Despite these considerations, this study offers valuable insights. The described postoperative rehabilitation protocol, including transition through care levels on a timed basis, is exemplary: mobilizing patients within three hours of ICU admission, ambulation within 3-6 hours, and prompt removal of intravenous lines and thoracic drains. Following criteria fulfillment, patients transfer from ICU to intermediate care, resulting in ICU stays averaging less than one day—aligned with the definition of early extubation (within six hours). Postoperative stay differences could stem from a higher postoperative atrial fibrillation rate in the ICU-extubated group (15% vs. 5.1%, p < 0.0001), likely due to uncontrolled confounders rather than direct causation by earlier extubation.

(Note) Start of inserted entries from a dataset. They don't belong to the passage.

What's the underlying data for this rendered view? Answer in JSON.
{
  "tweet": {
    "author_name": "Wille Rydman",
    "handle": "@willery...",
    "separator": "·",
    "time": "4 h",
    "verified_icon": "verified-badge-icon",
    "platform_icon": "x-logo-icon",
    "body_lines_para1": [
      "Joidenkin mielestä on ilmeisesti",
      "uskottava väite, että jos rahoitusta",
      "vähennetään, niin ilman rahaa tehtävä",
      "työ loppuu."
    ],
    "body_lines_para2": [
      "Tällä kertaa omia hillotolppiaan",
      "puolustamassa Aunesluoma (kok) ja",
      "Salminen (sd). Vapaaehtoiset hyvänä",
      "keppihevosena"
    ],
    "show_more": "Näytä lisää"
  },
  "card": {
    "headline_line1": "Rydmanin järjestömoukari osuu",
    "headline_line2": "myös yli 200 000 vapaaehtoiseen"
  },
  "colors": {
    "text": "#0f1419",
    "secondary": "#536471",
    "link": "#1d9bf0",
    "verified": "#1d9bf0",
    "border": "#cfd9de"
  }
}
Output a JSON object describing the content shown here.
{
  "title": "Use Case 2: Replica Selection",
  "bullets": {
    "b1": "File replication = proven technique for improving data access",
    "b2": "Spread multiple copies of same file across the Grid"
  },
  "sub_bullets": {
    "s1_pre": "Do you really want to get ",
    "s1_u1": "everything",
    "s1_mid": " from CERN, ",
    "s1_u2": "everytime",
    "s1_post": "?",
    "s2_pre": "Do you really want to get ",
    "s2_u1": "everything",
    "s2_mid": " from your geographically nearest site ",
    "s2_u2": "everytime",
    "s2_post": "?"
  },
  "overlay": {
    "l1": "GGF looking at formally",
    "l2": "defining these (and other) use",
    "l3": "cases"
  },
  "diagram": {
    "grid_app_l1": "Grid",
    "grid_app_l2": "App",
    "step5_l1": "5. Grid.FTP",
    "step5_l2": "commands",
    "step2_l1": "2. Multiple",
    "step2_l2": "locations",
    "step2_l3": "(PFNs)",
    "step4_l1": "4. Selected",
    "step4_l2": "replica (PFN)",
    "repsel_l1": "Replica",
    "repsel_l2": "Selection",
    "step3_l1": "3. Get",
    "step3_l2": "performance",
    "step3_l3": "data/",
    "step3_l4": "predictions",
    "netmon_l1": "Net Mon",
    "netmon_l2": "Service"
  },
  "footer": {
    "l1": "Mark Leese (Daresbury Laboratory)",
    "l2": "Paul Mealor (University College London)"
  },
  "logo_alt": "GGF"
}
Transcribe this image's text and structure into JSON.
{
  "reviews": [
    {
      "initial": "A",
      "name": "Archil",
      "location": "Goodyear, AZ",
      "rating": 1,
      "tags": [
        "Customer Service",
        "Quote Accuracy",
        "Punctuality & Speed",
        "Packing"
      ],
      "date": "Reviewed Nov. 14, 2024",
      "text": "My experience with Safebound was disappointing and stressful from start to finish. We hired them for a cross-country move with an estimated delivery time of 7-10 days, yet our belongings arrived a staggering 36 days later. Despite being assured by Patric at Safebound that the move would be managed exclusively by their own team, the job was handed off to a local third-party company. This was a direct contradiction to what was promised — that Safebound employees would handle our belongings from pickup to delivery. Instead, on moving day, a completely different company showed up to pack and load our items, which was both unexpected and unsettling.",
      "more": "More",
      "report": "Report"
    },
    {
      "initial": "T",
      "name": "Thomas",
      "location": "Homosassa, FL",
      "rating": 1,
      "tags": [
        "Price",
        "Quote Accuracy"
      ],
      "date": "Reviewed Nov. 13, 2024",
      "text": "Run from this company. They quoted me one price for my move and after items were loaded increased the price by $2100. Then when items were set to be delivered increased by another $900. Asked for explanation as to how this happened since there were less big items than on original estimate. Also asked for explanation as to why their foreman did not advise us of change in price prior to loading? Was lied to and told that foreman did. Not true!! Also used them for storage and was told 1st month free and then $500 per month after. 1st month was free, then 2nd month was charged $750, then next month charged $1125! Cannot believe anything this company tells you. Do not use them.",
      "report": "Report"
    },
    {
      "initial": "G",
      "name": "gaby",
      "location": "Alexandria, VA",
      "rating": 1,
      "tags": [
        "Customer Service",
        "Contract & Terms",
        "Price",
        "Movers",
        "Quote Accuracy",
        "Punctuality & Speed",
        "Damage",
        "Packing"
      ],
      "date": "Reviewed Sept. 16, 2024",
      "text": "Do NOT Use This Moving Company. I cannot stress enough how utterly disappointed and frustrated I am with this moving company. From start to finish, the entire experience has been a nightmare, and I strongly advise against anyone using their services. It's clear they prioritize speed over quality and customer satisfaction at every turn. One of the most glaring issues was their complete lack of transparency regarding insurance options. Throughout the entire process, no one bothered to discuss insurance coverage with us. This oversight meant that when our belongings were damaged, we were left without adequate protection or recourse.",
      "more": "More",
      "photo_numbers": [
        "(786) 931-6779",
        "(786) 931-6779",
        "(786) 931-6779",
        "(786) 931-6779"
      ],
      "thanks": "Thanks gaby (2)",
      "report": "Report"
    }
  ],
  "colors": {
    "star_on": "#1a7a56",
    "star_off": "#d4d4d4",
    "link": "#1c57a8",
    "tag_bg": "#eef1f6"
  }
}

Ultimately, OR extubation is indeed feasible, but with the caveat that candidate selection is likely more restrictive than suggested by the study. Systematizing this approach faces two obstacles: extubation should not substitute appropriate ICU protocols to prevent unnecessary prolonged ventilation, and patient comfort and management should not be compromised by premature extubation without prior postoperative assessment. Thus, the most suitable strategy may be early extubation within a 2-4-hour window post-surgery. While early awakening is pivotal, reaching home discharge remains the ultimate goal, requiring an intensified rehabilitation and daily care protocol to yield substantial benefit.
REFERENCE:
James L, Smith DE, Galloway AC, Paone D, Allison M, Shrivastava S, et al. Routine Extubation in the Operating Room After Isolated Coronary Artery Bypass. Ann Thorac Surg. 2024 Jan;117(1):87-94. doi: 10.1016/j.athoracsur.2023.09.031.